We normally lose fifty to one hundred hairs a day, but they are constantly being regenerated. Only 15% of a healthy hair shaft is in telogen. After a traumatic experience of extreme stress, it is possible that up to 70% of one’s hair will go into the final rest phase of telogen, causing severe hair loss symptoms. Although menopausal hair loss is usually not as harsh as this, it may still have an enormous impact on a woman’s self-confidence. Being able to recognize immediately the signs of possible hair loss symptoms is crucial to stopping and/or reversing them.
Hair Loss Symptoms
Normal hair shedding might sometimes be mistakenly considered as a condition that needs urgent treatment, especially when hair falls out in large clumps when washing or brushing it. If you purposely wash and comb your hair less often, in order to avoid putting additional strain on it, then this phenomenon is quite normal. However, if you also notice any of the following symptoms, then you need to consult a dermatologist as soon as possible.
- Diffuse thinning of hair right above the temples, front and/or crown of the head
- Receding hairline above the forehead and/or balding at the top of the head
- Bald patches with itching and redness
Female pattern hair loss is due to reduced estrogen levels. It results in a more diffuse thinning over the entire head and should not be confused with male baldness, which is very noticeable and manifests as a receding hairline and/or baldness in the crown area. Nevertheless, this type also appears in women, when during menopause their testosterone levels increase, but fortunately it occurs less often. Female pattern hair loss is also significantly slower than male hair loss and it is usually related to menopause age and disorders instead of hereditary factors.

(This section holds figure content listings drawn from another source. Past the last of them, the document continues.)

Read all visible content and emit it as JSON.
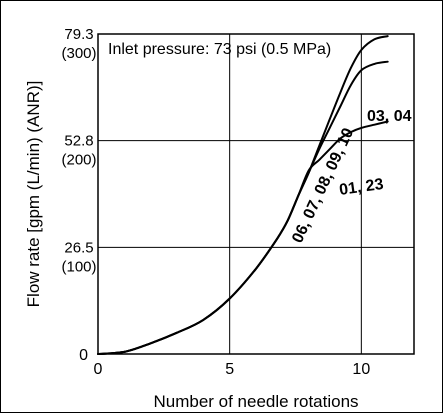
{
  "chart_data": {
    "type": "line",
    "xlabel": "Number of needle rotations",
    "ylabel": "Flow rate [gpm (L/min) (ANR)]",
    "annotation": "Inlet pressure: 73 psi (0.5 MPa)",
    "xlim": [
      0,
      12
    ],
    "ylim_lmin": [
      0,
      300
    ],
    "grid": true,
    "x_ticks": [
      {
        "value": 0,
        "label": "0"
      },
      {
        "value": 5,
        "label": "5"
      },
      {
        "value": 10,
        "label": "10"
      }
    ],
    "y_ticks": [
      {
        "value": 0,
        "label": "0",
        "sub": ""
      },
      {
        "value": 100,
        "label": "26.5",
        "sub": "(100)"
      },
      {
        "value": 200,
        "label": "52.8",
        "sub": "(200)"
      },
      {
        "value": 300,
        "label": "79.3",
        "sub": "(300)"
      }
    ],
    "series": [
      {
        "name": "01, 23",
        "x": [
          0,
          1,
          2,
          3,
          4,
          5,
          6,
          6.8,
          7.2,
          7.6,
          8,
          8.4,
          8.8,
          9.2,
          9.6,
          10,
          10.5,
          11
        ],
        "y": [
          0,
          2,
          10,
          20,
          32,
          52,
          80,
          108,
          125,
          148,
          172,
          182,
          192,
          202,
          208,
          212,
          215,
          218
        ]
      },
      {
        "name": "03, 04",
        "x": [
          0,
          1,
          2,
          3,
          4,
          5,
          6,
          6.8,
          7.2,
          7.6,
          8,
          8.4,
          8.8,
          9.2,
          9.6,
          10,
          10.5,
          11
        ],
        "y": [
          0,
          2,
          10,
          20,
          32,
          52,
          80,
          108,
          125,
          148,
          170,
          192,
          212,
          232,
          252,
          266,
          272,
          274
        ]
      },
      {
        "name": "06, 07, 08, 09, 10",
        "x": [
          0,
          1,
          2,
          3,
          4,
          5,
          6,
          6.8,
          7.2,
          7.6,
          8,
          8.4,
          8.8,
          9.2,
          9.6,
          10,
          10.5,
          11
        ],
        "y": [
          0,
          2,
          10,
          20,
          32,
          52,
          80,
          108,
          125,
          148,
          170,
          195,
          220,
          245,
          268,
          285,
          295,
          298
        ]
      }
    ]
  }
}
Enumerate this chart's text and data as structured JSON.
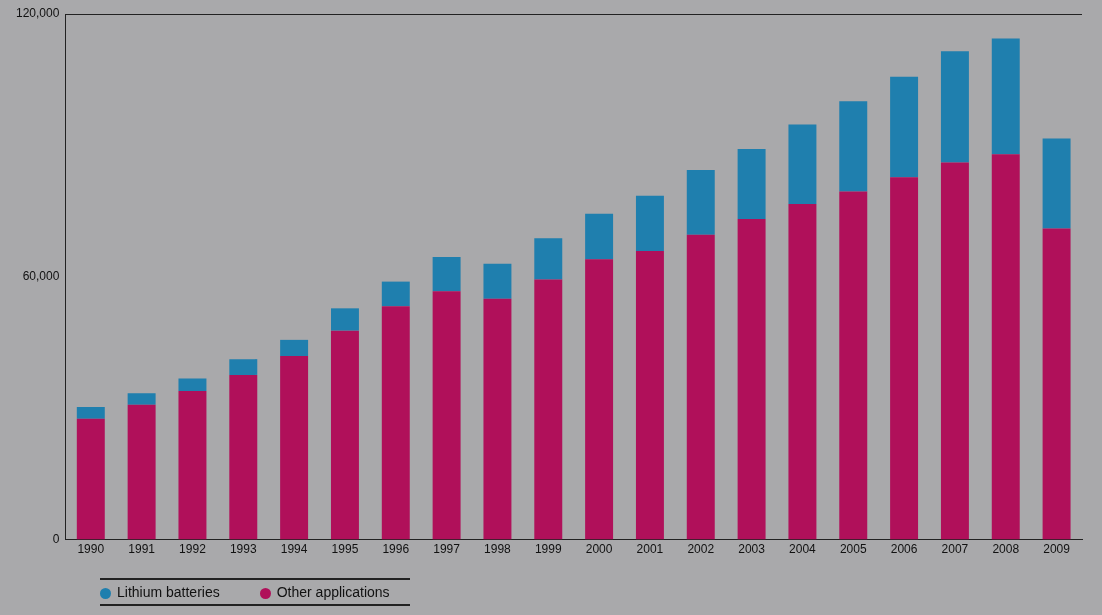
{
  "chart_data": {
    "type": "bar",
    "stacked": true,
    "categories": [
      "1990",
      "1991",
      "1992",
      "1993",
      "1994",
      "1995",
      "1996",
      "1997",
      "1998",
      "1999",
      "2000",
      "2001",
      "2002",
      "2003",
      "2004",
      "2005",
      "2006",
      "2007",
      "2008",
      "2009"
    ],
    "series": [
      {
        "name": "Other applications",
        "color": "#b0105a",
        "values": [
          27600,
          30800,
          33900,
          37600,
          41900,
          47700,
          53300,
          56700,
          55000,
          59400,
          64000,
          65900,
          69600,
          73200,
          76600,
          79500,
          82700,
          86100,
          88000,
          71000
        ]
      },
      {
        "name": "Lithium batteries",
        "color": "#1f7fae",
        "values": [
          2700,
          2600,
          2900,
          3600,
          3700,
          5100,
          5600,
          7800,
          8000,
          9400,
          10400,
          12600,
          14800,
          16000,
          18200,
          20600,
          23000,
          25400,
          26400,
          20600
        ]
      }
    ],
    "ylim": [
      0,
      120000
    ],
    "yticks": [
      0,
      {
        "value": 60000,
        "label": "60,000"
      },
      {
        "value": 120000,
        "label": "120,000"
      }
    ],
    "grid": false,
    "legend": "bottom left"
  }
}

There are five types of hair loss:
- ANDROGENETIC ALOPECIA: This is the type most women suffer from during menopause. It is related to an imbalance in androgens, specifically dihydrotestosterone (DHT), which seems to cause shrinkage of the hair follicle. Both men and women suffer from it, although in women it mainly manifests with hair thinning on the entire head and is called female pattern alopecia. It is also linked to polycystic ovarian syndrome and oral contraceptives with high androgen index.
- TELOGEN EFFLUVIUM: Occurs when a massive portion of the hair shaft simultaneously enters into the telogen phase, due to an emotional shock, severe malnutrition, child birth, anemia, crash diets and other health factors. Recovery is possible, when the reason that caused it ceases to exist.
- ALOPECIA AREATA: This is an autoimmune disease. Approximately 2% of the American population suffers from it. It starts by losing hair in patches on the head and it can spread to the whole body, if not treated on time. It occurs more often in children and young adults rather than women in menopause.
- TRICHOTILLOMANIA: Is an impulse control disorder, which mostly children and teenagers suffer from, although its symptoms can also be aggravated by menopause anxiety attacks. Those suffering from it, feel an irresistible urge to pull out their own hair.
- TRACTION ALOPECIA: Is caused by excessive, constant strain on hair from long-term hair styles, such as braiding and extensions.
Further research on the causes and symptoms of female pattern hair loss, will help you find the right treatment for you.